Mary folded her arms and narrowed her eyes. “There is no way—
no way
—you built those mounts last night.”

“You are right,” Smith said. “Those mounts have been built for months. Archibald asked for them quite some time ago. I did not realize what his intentions were at the time. I honestly suspected a weaponized crawler, but it was not long before he asked for the barrels.”

“What do those shoot?” Alice asked. She stood up and walked over to the barrel. Alice could easily stick her arm down the dark metal tube. Rough ridges spiraled up the inside of the barrel.

“Very large things,” Smith said. “George and Gladys are teaching some of the soldiers how to build them. The Midstream folks are the best there are with gunpowder.

“Alice, I need to see how easily this can be targeted. Will you climb into the gun pod for me?”

She nodded, trying to hide her excitement. Smith reached through a gap in the pod and slid a bolt to the side. It released a section of the glass, and Alice climbed in behind the massive cannon. The roar of the wind around the docks died off when she stuck her head into the heavy glass-and-steel pod. Smith closed the hatch and cut off the outside world. The tap of Alice’s shoe echoed above Smith’s voice until he leaned in and spoke louder.
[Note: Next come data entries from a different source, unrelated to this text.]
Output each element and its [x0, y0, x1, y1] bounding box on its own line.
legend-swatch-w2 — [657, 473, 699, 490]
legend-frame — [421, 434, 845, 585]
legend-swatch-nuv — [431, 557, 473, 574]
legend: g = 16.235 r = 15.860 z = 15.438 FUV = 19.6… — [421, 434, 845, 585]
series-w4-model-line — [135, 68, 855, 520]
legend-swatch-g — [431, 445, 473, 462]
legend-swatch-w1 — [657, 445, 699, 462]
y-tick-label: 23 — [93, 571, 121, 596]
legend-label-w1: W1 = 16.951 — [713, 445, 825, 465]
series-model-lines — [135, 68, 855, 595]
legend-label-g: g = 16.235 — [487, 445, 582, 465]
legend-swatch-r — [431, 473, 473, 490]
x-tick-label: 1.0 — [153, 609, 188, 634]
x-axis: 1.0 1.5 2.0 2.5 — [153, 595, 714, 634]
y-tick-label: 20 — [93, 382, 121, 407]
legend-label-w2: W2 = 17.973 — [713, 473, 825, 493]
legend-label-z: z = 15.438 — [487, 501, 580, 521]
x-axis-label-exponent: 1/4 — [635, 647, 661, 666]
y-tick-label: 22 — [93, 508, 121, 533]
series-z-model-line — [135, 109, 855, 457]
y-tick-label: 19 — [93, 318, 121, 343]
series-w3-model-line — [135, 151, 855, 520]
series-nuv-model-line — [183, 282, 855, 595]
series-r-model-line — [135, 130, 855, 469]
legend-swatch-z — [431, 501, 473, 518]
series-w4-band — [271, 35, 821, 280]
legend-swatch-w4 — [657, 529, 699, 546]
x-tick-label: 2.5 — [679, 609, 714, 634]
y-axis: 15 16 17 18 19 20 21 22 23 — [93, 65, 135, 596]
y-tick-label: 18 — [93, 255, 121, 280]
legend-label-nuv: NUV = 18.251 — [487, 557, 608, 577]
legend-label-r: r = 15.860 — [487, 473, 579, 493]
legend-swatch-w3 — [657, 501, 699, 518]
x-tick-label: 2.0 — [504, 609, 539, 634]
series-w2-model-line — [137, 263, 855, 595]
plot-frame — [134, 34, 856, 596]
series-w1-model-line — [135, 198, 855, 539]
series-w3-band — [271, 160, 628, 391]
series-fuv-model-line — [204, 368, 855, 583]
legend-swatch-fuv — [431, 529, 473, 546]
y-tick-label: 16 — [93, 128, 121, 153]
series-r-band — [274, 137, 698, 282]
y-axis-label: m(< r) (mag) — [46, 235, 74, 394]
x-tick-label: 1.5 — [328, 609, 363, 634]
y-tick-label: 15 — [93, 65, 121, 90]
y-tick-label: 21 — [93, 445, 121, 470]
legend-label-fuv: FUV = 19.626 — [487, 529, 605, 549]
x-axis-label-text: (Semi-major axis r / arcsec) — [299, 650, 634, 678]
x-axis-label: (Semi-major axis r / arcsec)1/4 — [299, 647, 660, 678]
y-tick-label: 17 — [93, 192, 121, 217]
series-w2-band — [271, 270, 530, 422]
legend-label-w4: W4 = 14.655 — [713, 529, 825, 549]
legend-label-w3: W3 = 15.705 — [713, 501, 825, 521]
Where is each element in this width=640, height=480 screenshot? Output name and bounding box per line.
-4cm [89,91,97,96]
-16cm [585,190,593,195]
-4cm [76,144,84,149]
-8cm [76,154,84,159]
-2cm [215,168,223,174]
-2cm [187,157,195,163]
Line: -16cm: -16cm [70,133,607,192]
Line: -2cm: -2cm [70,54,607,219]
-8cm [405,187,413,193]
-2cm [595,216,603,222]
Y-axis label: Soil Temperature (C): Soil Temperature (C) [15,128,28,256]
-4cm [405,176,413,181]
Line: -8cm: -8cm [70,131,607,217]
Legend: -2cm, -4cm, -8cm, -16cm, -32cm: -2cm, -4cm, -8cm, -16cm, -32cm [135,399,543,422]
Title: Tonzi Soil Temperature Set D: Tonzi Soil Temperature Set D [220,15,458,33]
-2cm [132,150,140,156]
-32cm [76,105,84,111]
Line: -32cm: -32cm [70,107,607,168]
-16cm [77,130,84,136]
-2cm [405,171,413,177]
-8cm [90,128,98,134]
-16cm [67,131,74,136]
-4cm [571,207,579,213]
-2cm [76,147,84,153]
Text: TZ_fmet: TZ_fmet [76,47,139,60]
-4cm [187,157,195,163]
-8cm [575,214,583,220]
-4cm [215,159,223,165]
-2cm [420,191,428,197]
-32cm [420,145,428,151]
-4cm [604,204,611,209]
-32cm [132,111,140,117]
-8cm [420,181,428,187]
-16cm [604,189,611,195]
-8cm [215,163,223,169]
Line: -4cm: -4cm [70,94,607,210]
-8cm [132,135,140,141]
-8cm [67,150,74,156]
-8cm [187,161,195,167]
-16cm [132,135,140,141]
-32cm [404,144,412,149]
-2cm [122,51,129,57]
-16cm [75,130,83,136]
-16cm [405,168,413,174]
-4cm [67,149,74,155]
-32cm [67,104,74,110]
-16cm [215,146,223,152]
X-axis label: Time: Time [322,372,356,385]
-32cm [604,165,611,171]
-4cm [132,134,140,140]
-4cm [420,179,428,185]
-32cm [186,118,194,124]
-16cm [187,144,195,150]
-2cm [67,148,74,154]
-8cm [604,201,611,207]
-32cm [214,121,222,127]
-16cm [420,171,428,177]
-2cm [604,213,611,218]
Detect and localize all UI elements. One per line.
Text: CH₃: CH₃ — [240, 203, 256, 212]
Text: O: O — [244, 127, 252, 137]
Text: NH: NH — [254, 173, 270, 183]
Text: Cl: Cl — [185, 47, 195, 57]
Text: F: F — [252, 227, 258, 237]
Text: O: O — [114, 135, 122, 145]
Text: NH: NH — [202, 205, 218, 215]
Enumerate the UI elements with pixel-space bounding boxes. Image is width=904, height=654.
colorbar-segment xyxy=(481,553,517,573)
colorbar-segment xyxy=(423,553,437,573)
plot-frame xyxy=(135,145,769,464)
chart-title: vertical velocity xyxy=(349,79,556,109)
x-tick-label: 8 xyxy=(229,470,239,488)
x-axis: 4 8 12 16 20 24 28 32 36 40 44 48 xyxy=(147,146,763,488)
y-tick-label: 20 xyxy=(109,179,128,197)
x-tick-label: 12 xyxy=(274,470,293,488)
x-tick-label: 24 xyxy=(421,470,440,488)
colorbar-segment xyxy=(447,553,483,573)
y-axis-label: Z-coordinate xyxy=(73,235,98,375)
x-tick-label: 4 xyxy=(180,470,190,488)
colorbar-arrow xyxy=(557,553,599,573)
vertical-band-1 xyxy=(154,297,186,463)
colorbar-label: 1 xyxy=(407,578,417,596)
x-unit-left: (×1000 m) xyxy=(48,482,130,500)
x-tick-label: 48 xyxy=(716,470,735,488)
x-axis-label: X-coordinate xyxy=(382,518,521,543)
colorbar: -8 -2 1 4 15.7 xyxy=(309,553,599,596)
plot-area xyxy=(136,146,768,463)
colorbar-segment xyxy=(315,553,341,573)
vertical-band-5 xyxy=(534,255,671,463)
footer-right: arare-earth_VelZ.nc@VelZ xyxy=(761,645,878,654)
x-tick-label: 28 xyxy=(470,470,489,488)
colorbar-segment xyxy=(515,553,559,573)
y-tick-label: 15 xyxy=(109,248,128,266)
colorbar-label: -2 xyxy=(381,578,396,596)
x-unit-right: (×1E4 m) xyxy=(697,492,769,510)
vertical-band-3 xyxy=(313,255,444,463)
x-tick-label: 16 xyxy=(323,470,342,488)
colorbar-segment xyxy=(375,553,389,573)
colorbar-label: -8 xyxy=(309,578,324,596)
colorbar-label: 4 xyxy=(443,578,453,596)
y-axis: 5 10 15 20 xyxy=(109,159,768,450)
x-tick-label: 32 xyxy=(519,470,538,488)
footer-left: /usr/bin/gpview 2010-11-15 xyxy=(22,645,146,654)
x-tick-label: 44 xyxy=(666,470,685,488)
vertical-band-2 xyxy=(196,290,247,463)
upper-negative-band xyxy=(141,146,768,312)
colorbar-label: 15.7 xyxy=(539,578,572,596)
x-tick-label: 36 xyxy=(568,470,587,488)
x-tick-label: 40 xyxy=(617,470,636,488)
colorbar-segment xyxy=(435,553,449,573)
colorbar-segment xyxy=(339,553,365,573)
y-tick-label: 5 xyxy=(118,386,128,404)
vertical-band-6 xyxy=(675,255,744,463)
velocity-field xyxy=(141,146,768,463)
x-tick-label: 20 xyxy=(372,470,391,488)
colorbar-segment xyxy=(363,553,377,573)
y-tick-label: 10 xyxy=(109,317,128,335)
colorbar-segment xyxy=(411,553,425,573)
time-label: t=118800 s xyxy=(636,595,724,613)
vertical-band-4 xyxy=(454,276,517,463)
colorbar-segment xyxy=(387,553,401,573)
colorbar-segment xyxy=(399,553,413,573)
“Turn the vertical crank to adjust the altitude, and sweep with the flat wheel.”

Alice jerked in surprise when she moved the flat wheel, and the entire gun pod swiveled. She caught the grin on Smith’s face as he dodged the end of the barrel. She glanced at her feet and almost felt like the floor was dropping out beneath her. She could see people far below, moving around like so many ants.